Ochocinco became famous for a stint on ABC's Dancing With The Stars and a reality dating show where he dates multiple women.

But right after the show started, Ochocinco was accused of hating black women and preferring white ones on the show and in real life.

"I have a preference," said Ochocinco on The Wendy Williams Show. "And I'm entitled to like what I like. People should love me regardless of how ignorant I am."

Williams took exception, reminding the self-centered fake celebrity that his mother was black and that he is black too. Ochocinco didn't seem to think this was important.

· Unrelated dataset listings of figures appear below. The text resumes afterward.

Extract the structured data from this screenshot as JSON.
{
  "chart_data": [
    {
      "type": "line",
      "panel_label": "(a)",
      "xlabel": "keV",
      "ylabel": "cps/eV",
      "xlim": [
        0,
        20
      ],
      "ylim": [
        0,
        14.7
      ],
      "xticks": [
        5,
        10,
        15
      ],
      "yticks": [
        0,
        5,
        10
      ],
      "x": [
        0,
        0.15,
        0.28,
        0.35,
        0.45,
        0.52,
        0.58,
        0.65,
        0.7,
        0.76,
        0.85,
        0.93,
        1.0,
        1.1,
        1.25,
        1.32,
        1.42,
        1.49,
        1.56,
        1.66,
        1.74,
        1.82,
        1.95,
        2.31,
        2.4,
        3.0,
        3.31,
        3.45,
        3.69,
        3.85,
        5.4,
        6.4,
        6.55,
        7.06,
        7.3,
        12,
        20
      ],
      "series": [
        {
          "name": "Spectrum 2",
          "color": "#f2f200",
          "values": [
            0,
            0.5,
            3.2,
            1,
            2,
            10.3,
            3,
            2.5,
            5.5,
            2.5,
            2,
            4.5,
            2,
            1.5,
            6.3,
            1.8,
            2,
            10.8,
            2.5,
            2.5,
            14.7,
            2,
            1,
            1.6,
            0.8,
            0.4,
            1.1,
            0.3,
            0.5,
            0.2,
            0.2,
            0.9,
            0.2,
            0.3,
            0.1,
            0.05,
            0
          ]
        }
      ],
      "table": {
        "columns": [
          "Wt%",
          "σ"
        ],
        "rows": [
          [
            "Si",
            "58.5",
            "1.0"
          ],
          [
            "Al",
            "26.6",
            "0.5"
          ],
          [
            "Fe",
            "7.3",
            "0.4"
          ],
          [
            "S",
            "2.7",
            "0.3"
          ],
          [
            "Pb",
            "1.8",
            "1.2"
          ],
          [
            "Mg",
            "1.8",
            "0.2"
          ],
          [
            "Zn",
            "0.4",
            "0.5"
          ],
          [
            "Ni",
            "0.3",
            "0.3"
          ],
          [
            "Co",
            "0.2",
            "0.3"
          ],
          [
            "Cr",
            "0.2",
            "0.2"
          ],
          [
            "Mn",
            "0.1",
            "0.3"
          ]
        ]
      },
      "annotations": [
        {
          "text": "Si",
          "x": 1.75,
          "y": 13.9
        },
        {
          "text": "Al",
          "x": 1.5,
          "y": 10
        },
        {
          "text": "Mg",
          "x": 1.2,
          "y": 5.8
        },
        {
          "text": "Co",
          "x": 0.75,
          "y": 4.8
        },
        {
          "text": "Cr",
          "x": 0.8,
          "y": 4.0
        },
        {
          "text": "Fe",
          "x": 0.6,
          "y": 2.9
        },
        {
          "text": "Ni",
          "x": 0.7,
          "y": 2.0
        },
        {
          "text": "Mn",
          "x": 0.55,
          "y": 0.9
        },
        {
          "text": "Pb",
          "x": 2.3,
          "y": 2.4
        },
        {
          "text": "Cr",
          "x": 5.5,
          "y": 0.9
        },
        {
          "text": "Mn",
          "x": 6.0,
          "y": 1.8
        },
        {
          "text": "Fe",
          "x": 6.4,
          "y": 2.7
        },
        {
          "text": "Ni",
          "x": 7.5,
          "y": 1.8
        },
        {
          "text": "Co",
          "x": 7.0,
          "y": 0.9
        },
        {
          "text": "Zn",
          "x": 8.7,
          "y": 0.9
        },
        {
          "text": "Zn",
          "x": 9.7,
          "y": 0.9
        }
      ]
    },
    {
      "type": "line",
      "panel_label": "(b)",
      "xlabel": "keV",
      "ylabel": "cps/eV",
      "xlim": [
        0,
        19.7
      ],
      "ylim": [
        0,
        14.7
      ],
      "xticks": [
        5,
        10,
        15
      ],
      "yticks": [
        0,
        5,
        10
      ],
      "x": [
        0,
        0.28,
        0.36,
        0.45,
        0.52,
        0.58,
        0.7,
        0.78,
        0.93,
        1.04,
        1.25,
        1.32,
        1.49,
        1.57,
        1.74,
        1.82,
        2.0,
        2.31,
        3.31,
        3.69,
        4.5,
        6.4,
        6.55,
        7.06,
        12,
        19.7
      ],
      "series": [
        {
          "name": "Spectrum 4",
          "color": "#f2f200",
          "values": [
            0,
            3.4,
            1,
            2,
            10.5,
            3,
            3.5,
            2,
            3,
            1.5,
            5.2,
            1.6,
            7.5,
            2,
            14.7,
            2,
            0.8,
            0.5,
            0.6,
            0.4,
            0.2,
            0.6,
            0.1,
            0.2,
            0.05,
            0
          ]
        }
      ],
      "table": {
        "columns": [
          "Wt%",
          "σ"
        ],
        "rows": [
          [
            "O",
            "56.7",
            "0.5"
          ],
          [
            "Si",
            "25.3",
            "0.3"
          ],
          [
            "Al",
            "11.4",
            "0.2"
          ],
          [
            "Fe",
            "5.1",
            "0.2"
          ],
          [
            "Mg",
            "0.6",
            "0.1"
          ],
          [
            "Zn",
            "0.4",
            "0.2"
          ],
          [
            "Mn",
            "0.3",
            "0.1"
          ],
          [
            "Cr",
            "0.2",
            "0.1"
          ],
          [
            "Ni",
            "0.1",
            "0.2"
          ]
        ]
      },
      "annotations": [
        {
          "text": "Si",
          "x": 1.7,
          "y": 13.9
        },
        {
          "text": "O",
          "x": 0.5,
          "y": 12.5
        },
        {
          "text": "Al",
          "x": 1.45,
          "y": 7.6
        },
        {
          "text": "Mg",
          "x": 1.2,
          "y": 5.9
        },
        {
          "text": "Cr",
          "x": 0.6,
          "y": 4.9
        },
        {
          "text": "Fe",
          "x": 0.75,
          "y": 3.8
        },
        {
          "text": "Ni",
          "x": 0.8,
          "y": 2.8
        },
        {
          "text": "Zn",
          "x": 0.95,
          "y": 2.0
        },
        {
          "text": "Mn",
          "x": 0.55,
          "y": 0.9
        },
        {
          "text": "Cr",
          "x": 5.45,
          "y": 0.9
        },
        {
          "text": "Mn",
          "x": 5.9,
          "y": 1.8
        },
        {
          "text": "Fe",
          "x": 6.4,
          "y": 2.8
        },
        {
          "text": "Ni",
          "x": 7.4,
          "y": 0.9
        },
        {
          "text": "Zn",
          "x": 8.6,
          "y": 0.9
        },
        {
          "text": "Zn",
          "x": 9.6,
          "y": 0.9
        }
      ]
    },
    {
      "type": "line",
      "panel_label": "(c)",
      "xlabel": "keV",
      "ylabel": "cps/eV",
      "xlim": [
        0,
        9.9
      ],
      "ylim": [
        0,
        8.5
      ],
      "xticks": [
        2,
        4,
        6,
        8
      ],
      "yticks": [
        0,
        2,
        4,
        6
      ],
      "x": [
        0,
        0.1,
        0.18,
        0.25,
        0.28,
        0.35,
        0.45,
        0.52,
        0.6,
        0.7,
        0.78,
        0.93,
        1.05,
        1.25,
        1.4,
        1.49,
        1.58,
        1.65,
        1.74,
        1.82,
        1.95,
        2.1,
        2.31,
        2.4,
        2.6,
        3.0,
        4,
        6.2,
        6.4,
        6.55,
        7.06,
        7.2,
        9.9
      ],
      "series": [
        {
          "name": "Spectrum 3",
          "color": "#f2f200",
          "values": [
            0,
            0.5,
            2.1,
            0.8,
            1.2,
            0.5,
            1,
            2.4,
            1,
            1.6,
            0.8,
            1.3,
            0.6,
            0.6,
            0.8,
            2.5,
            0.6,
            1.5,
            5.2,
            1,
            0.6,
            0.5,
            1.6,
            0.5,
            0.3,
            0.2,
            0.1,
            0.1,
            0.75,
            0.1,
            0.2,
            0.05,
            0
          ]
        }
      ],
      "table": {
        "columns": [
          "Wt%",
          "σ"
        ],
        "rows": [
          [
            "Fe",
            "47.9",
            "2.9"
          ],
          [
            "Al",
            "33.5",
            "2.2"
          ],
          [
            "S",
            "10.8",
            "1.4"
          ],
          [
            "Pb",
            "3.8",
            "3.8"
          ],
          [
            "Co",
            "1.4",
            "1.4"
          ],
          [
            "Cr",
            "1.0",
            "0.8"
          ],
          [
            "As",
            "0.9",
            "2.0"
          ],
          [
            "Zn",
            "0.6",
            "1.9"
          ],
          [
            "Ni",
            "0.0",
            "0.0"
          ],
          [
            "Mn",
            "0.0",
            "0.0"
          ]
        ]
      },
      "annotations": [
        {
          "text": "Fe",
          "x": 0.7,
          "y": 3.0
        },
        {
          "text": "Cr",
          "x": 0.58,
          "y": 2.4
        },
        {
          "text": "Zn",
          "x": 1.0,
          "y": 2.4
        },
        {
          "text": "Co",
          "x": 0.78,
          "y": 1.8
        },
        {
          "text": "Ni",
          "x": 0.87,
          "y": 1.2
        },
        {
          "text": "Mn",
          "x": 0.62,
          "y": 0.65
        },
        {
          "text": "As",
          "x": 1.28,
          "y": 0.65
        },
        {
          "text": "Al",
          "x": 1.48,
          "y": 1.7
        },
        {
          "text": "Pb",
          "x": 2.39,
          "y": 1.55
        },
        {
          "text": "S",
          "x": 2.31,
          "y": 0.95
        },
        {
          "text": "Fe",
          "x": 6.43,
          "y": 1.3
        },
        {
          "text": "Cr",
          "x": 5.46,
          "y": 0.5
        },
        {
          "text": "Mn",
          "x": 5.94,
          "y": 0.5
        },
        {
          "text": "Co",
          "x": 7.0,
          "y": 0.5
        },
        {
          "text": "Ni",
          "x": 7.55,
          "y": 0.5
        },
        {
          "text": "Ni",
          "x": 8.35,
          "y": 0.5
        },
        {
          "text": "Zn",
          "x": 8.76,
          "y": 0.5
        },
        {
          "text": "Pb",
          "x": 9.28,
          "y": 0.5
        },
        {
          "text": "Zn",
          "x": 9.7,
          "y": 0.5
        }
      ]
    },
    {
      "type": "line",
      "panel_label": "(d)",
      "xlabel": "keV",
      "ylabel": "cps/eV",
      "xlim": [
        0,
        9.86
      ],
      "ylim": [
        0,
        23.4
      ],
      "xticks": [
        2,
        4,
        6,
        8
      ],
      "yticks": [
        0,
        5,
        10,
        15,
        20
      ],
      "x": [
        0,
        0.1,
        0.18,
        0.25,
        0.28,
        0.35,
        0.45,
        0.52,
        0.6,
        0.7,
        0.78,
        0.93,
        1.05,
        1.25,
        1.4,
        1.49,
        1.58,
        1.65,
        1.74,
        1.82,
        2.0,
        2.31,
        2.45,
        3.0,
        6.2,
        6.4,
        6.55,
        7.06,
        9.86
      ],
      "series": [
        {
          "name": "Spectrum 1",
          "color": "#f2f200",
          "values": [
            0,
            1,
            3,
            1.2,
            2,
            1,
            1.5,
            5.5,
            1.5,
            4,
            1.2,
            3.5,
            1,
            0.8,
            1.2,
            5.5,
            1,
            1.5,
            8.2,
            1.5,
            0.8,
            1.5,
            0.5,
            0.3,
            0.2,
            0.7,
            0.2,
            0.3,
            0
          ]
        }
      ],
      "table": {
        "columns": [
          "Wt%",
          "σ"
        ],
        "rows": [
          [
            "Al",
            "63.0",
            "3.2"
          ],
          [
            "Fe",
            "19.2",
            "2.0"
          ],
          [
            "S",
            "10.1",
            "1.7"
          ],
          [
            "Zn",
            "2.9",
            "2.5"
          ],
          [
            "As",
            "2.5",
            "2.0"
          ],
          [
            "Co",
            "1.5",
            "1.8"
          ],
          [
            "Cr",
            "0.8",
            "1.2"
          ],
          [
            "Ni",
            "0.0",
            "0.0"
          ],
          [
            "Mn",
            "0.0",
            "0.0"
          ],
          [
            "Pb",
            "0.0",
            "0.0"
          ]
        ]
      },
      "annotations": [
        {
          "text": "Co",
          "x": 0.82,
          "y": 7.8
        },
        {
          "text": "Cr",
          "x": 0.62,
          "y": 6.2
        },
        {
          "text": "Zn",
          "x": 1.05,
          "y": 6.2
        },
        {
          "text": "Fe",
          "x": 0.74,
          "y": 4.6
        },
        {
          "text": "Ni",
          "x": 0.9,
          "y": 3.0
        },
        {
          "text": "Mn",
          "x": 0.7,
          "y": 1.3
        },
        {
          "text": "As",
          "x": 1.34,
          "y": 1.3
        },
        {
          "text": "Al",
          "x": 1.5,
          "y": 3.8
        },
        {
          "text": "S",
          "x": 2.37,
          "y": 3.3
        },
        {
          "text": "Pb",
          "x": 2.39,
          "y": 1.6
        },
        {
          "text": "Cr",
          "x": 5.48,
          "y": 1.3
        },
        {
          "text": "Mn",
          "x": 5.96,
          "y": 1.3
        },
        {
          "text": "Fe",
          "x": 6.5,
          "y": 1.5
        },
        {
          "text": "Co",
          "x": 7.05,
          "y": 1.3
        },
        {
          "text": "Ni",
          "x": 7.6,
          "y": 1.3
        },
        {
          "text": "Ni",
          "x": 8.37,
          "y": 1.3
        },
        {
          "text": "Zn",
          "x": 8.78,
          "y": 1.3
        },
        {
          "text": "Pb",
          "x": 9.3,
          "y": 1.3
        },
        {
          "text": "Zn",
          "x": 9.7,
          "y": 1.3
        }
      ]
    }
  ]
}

Black women were angry with the sports star, noting that black women can be just as cheap and sleazy as white women and deserve the chance to whore themselves on national TV in an equal fashion.

"He's an idiot!" said LaTwindabenitta Nelson of Brooklyn. "I tried out for the show and was rejected. He said my name was ghetto. Ain't that a bitch. His name is a number and really it's wrong. Eighty-five in Spanish is ochenta y cinco, not ocho cinco, fool. Your name is eight five, dumb ass."

Ochocinco deflects the controversy saying that he loves everybody but he just loves white women more and what's wrong with that? In the end he is happy just to be with his new love.

"I'm in heaven!" said Ochocinco. "She's so white, I can't even see her!"